Manufacturers Use Big Data to Optimize Operations, Improve Product Quality, and Reduce Distribution Costs
Manufacturers have traditionally been very successful using data to increase efficiency and quality but are finding that lean production and cost cutting are no longer enough to remain competitive. The goal today is to integrate and gain insights from data across their complex global and often fragmented supply chains.
Manufacturers generate and store data from many sources across the supply chain, including process control instruments, supply chain management systems, and systems that monitor the performance of products after they’ve been sold. Being able to access hidden data and integrate all of this data across multiple sources provides valuable insights and competitive advantage.

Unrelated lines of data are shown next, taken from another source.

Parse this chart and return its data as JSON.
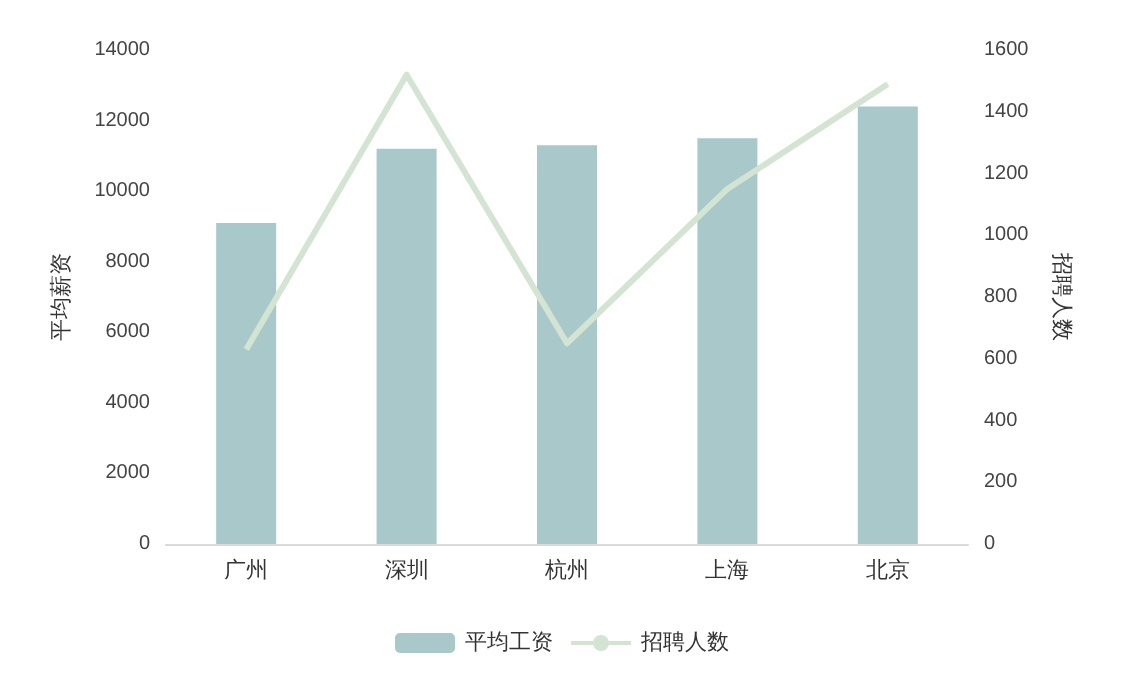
{
  "chart_data": {
    "type": "bar",
    "ylabel": "平均薪资",
    "y2label": "招聘人数",
    "categories": [
      "广州",
      "深圳",
      "杭州",
      "上海",
      "北京"
    ],
    "series": [
      {
        "name": "平均工资",
        "color": "#a8c8ca",
        "values": [
          9100,
          11200,
          11300,
          11500,
          12400
        ]
      },
      {
        "name": "招聘人数",
        "type": "line",
        "axis": "y2",
        "color": "#d3e4d3",
        "values": [
          630,
          1520,
          650,
          1150,
          1490
        ]
      }
    ],
    "ylim": [
      0,
      14000
    ],
    "yticks": [
      0,
      2000,
      4000,
      6000,
      8000,
      10000,
      12000,
      14000
    ],
    "y2lim": [
      0,
      1600
    ],
    "y2ticks": [
      0,
      200,
      400,
      600,
      800,
      1000,
      1200,
      1400,
      1600
    ],
    "legend": "bottom",
    "grid": false,
    "marker": "none"
  }
}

These insights can lead to improvements in design and production, product quality, forecasting, more targeted products and distribution, and identify hidden bottlenecks in the production process.
These are some example use cases that illustrate how big data is being used in manufacturing, helping to optimize operations, improve quality and reduce costs.

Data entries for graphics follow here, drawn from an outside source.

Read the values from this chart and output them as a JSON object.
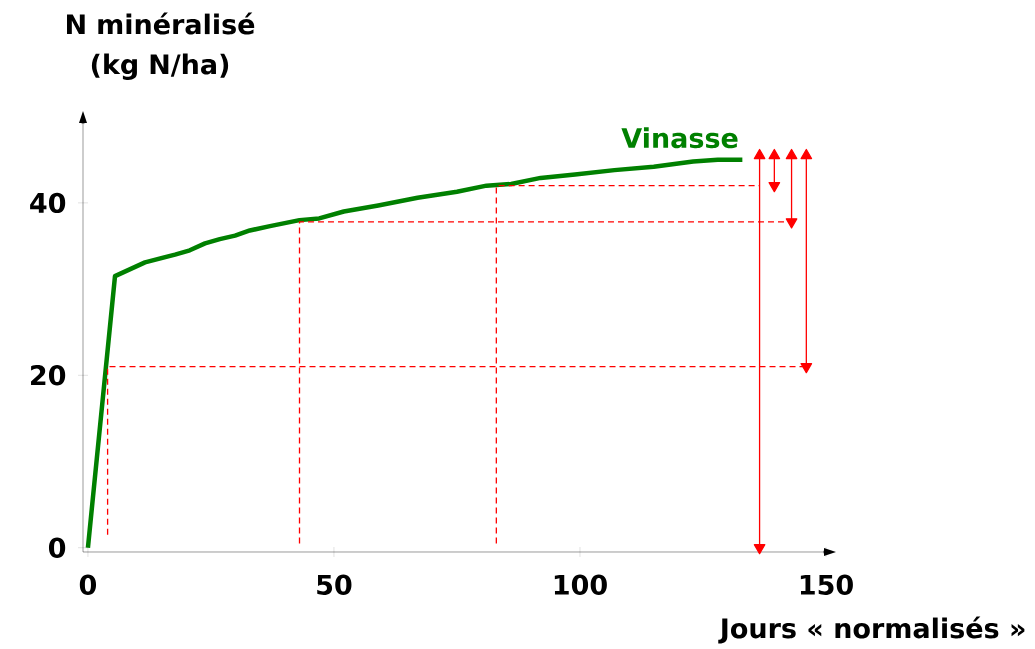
{
  "chart_data": {
    "type": "line",
    "xlabel": "Jours « normalisés »",
    "ylabel": "N minéralisé (kg N/ha)",
    "xlim": [
      -1,
      150
    ],
    "ylim": [
      -0.5,
      49.5
    ],
    "xticks": [
      0,
      50,
      100,
      150
    ],
    "yticks": [
      0,
      20,
      40
    ],
    "grid": false,
    "marker": "none",
    "line_style": "solid",
    "series": [
      {
        "name": "Vinasse",
        "color": "#008000",
        "x": [
          0,
          5.5,
          11.6,
          17.7,
          20.7,
          23.8,
          26.8,
          29.9,
          32.9,
          37,
          43,
          47,
          52,
          59,
          67,
          75,
          81,
          86,
          92,
          99,
          107,
          115,
          123,
          128,
          133
        ],
        "values": [
          0,
          31.5,
          33.1,
          34.0,
          34.5,
          35.3,
          35.8,
          36.2,
          36.8,
          37.3,
          38.0,
          38.2,
          39.0,
          39.7,
          40.6,
          41.3,
          42.0,
          42.2,
          42.9,
          43.3,
          43.8,
          44.2,
          44.8,
          45.0,
          45.0
        ]
      },
      {
        "color": "#ff0000",
        "line_style": "dashed",
        "x": [
          4,
          4,
          146
        ],
        "values": [
          1.5,
          21,
          21
        ]
      },
      {
        "color": "#ff0000",
        "line_style": "dashed",
        "x": [
          43,
          43,
          143
        ],
        "values": [
          0.5,
          37.8,
          37.8
        ]
      },
      {
        "color": "#ff0000",
        "line_style": "dashed",
        "x": [
          83,
          83,
          136.5
        ],
        "values": [
          0.5,
          42,
          42
        ]
      },
      {
        "color": "#ff0000",
        "marker": "triangle",
        "x": [
          136.5,
          136.5
        ],
        "values": [
          45.5,
          0
        ]
      },
      {
        "color": "#ff0000",
        "marker": "triangle",
        "x": [
          139.5,
          139.5
        ],
        "values": [
          45.5,
          42
        ]
      },
      {
        "color": "#ff0000",
        "marker": "triangle",
        "x": [
          143,
          143
        ],
        "values": [
          45.5,
          37.8
        ]
      },
      {
        "color": "#ff0000",
        "marker": "triangle",
        "x": [
          146,
          146
        ],
        "values": [
          45.5,
          21
        ]
      }
    ]
  }
}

Assembly Line Quality Assurance
Take measurements of work-in-progress products to find manufacturing defects as early as possible, while also identifying any potential process or design flaws. Since defects are typically the result of many factors, analyzing long histories of assembly line sensor data can find subtle anomalies that signify product flaws. MapR stores long histories of sensor data while also enabling high speed, real-time, early-warning analytics that correlate real-time measurements with other disparate data, then compare to quality models.
Minimize Non-Productive Time (NPT) by monitoring equipment or product utilization in a live environment to identify patterns that indicate imminent failure. For revenue-generating operations equipment, downtime results in significant lost revenue as well as costly repairs. The MapR Converged Data Platform enables continuous analysis of an entire system and lets businesses predict when failure might occur, so preventive maintenance can avoid the failure. For consumer products, failures or need for replacement will depend highly on usage patterns, and tracking those patterns help manufacturers to alert customers when their products need specific maintenance.
Supply Chain and Logistics
Track the movement of vehicles and products to identify the costs of various transportation and process options. By using MapR to analyze large volumes of historical, time-stamped location data, businesses can calculate optimal delivery routes and enable dynamic rerouting to minimize the impact of arbitrary obstacles like traffic, energy prices and weather. Businesses can also leverage the optimal delivery system as a revenue-generating basis for premium/expedited delivery services to consumers.
Monitoring Product Quality through Telemetry Data
Once a product is manufactured and shipped, companies may have little information on its performance. In order to be able to predict potential product component failures, companies leverage the MapR Converged Data Platform to combine reading from advanced sensors, data feeds from consumer devices, and use Apache Mahout and other analytic methods and libraries to predict the time and cause of future failures.
Real-time Parts Flow Monitoring
Real-time parts flow monitoring is the next step after just-in-time supply chain optimization. By attaching sensors to all parts in the production process and tracking them in real time, manufacturers can have a real-time view to their production process. MapR provides a cost-effective enterprise data hub for collecting sensor readings and enabling both real-time and batch analysis to optimize production quality and yield.
Product Configuration Planning
Product configuration planning helps accelerate production by offering fast delivery times for the manufacture of millions of different product configurations. Through advanced pattern analysis in MapR, the most popular configurations can be predicted.
Market Pricing and Planning
Market pricing and planning can help companies maximize profits. For example, an agricultural company can use MapR to analyze crop quality, seasonality, demand and other supply factors, and then farmers can be advised when to bring food to market, and how to plan for the next season.
Monitoring product quality through telemetry data: Being able to store and access a larger volume of data than previously, HP can offer new services to improve customer experience and be more proactive about customer service.
“The most impressive MapR use case is about telemetry data. This is the data that our machines create during the manufacturing process. Once the product is in the customer’s hands, we can monitor how it is performing and that data is sent back. We can determine whether a customer will have a problem before it happens.”
|-- Keith Dornbusch Manager, Big Data Services IT Team, HP|
Using MapR for Sensor-Based Quality Control: MapR supports one of the world’s largest electronics manufacturers with billions of dollars of sales across its different lines of business. One of the most critical functions of this manufacturing company is product quality control. The manufacturing company has an elaborate quality control mechanism and receives billions of readouts from factory sensors designed to detect failures. They have turned to MapR to cost effectively store, process and analyze this data.